Getting the job done in just four days


THE FACT OF THE MATTER

BY PAUL HOPKINS

Since the pandemic, there has been an increasing call globally for a four-day working week and a growing consensus it could prove more productive for businesses and better suited to employees’ life/work balance.

Countries that already have a four-day week are Iceland, Belgium, United Arab Emirates, Lithuania and France. Meantime, Brazil, Portugal, Canada, Japan, South Africa, Botswana, the UK, Spain and the US are examining the matter, such is the demand of their workers. Ireland is among this cohort.

Not all four-day workweek arrangements are the same. Some involve employees working fewer hours over any given week. Others require them to work the same number of hours, but over four days.

Many four-day workweek trials have deployed the ‘100-80-100’ scenario. This involves paying workers 100% of their pay for 80% of their time, in exchange for 100% output.

The Irish campaigning group Four Day Week wants – no surprise here – the four-day week being the standard arrangement across the economy, and with no loss of pay. “This will look different for different companies and sectors,” a spokesperson says. “It won’t necessarily mean a ‘three day weekend’ but adopting new rostering and working arrangements that allow businesses to stay open five days a week – or even longer – while enabling every worker to have a shorter working week.”

Seemingly, there’s a false narrative that working long hours is good for productivity and a badge of honour, and that we need to challenge the worst excesses of the ‘work-first always-on’ culture, and champion the importance of family time, leisure time, caring work and community work – something that came home to us during the pandemic.

A shorter working week, the campaign argues, can bring benefits to everyone. For workers it means more time to themselves. For business it can actually bring greater productivity, as well as attracting the best talent. For women, a shorter working week can allow greater flexibility. As a society, a four-day week also supports us to take better care of our health, and can have a positive impact on the environment by, for example, reducing carbon created by commuting.

Meanwhile, civil servants here are demanding a four-day week, claiming it is “critical to attaining a good quality of life” and would give them time for “one day of chores, one day of fun and one day of rest”.

Staff at the Department for Environment, Food and Rural Affairs say they could save the Government £21.4 million a year by dropping a day of work while remaining on the same pay. Civil service research released last week claims civil servants’ lives would be “transformed” if they could work four days and that such an arrangement is “essential for a happy and healthy life”.

In the countdown to November 29, People Before Profit has said it will introduce a four-day working week, without loss of pay, increase workers’ holidays to 30 days and add two extra bank holidays.

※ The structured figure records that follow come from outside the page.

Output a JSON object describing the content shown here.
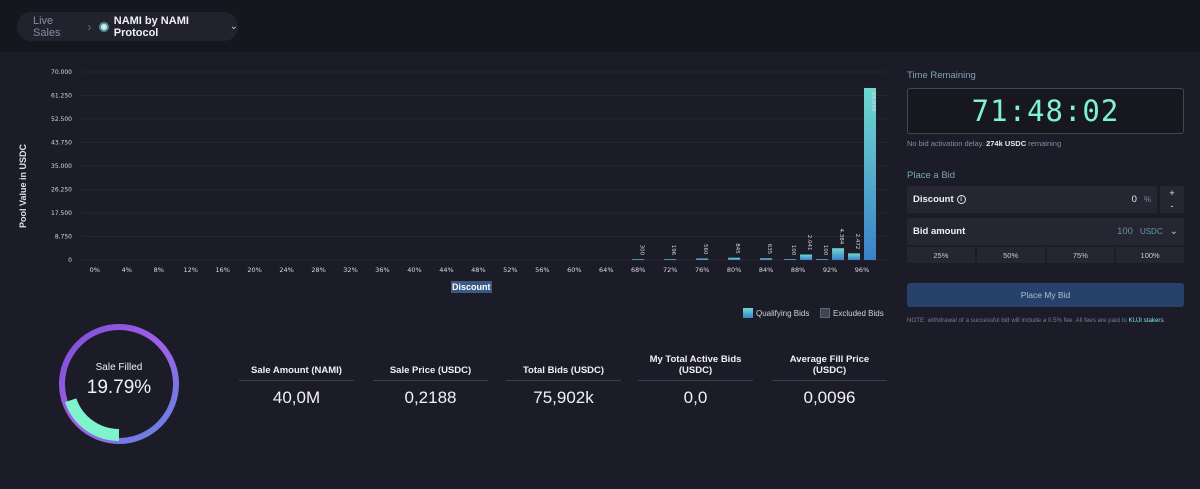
{
  "breadcrumb": {
    "root": "Live Sales",
    "current": "NAMI by NAMI Protocol"
  },
  "chart_data": {
    "type": "bar",
    "ylabel": "Pool Value in USDC",
    "xlabel": "Discount",
    "y_ticks": [
      "70.000",
      "61.250",
      "52.500",
      "43.750",
      "35.000",
      "26.250",
      "17.500",
      "8.750",
      "0"
    ],
    "ylim": [
      0,
      70000
    ],
    "categories": [
      "0%",
      "4%",
      "8%",
      "12%",
      "16%",
      "20%",
      "24%",
      "28%",
      "32%",
      "36%",
      "40%",
      "44%",
      "48%",
      "52%",
      "56%",
      "60%",
      "64%",
      "68%",
      "72%",
      "76%",
      "80%",
      "84%",
      "88%",
      "92%",
      "96%"
    ],
    "bars": [
      {
        "discount": 68,
        "value": 300,
        "label": "300"
      },
      {
        "discount": 72,
        "value": 196,
        "label": "196"
      },
      {
        "discount": 76,
        "value": 560,
        "label": "560"
      },
      {
        "discount": 80,
        "value": 845,
        "label": "845"
      },
      {
        "discount": 84,
        "value": 635,
        "label": "635"
      },
      {
        "discount": 87,
        "value": 100,
        "label": "100"
      },
      {
        "discount": 89,
        "value": 2041,
        "label": "2.041"
      },
      {
        "discount": 91,
        "value": 100,
        "label": "100"
      },
      {
        "discount": 93,
        "value": 4384,
        "label": "4.384"
      },
      {
        "discount": 95,
        "value": 2472,
        "label": "2.472"
      },
      {
        "discount": 97,
        "value": 64049,
        "label": "64.049"
      }
    ],
    "legend": [
      "Qualifying Bids",
      "Excluded Bids"
    ]
  },
  "sale_filled": {
    "label": "Sale Filled",
    "value": "19.79%",
    "fraction": 0.1979
  },
  "stats": [
    {
      "label": "Sale Amount (NAMI)",
      "value": "40,0M"
    },
    {
      "label": "Sale Price (USDC)",
      "value": "0,2188"
    },
    {
      "label": "Total Bids (USDC)",
      "value": "75,902k"
    },
    {
      "label": "My Total Active Bids (USDC)",
      "value": "0,0"
    },
    {
      "label": "Average Fill Price (USDC)",
      "value": "0,0096"
    }
  ],
  "sidebar": {
    "time_title": "Time Remaining",
    "timer": "71:48:02",
    "delay_prefix": "No bid activation delay.",
    "delay_amount": "274k USDC",
    "delay_suffix": "remaining",
    "bid_title": "Place a Bid",
    "discount_label": "Discount",
    "discount_value": "0",
    "discount_unit": "%",
    "stepper_plus": "+",
    "stepper_minus": "-",
    "amount_label": "Bid amount",
    "amount_value": "100",
    "amount_unit": "USDC",
    "percents": [
      "25%",
      "50%",
      "75%",
      "100%"
    ],
    "place_button": "Place My Bid",
    "note_prefix": "NOTE: withdrawal of a successful bid will include a 0.5% fee. All fees are paid to",
    "note_link": "KUJI stakers",
    "note_suffix": "."
  },
  "colors": {
    "background": "#1c1c28",
    "accent_green": "#7ff3cc",
    "donut_purple": "#9b59e6",
    "bar_top": "#6fd8d0",
    "bar_bottom": "#3a82c8"
  }
}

It says Irish workers work two weeks longer than the EU average.

Back in the mid-80s, journalists and printers at Ireland’s national newspapers were given a four-day or four-night week as part of protracted productivity deals which included – would you believe? – a whacking pay rise! And that was during an eight-year recession before then Finance Minister Bertie Ahern devalued the punt.

In our rearing of three children, the Indo deal allowed my wife, then aged 22, to stay home for 15 years as a truly great mother before she opened her own business as the children got older.

Also with my four-night week on the editing desk, every three weeks I would finish work just before midnight on a Wednesday and not return to the Irish Independent until 5 o’clock the following Tuesday. I had six days off every three weeks – and six weeks annual leave!

My week off every three weeks meant I could spend time with my children and their mother, and during school holidays we could take off somewhere. Having their mother at home has stood my now three adult children and they still talk of the smell of fresh fairy cakes coming out of the oven as they came in the door from school.

There was a downside though. As I advanced up the ranks, my promotion to Assistant Editor meant I was expected to be on the ground five days a week.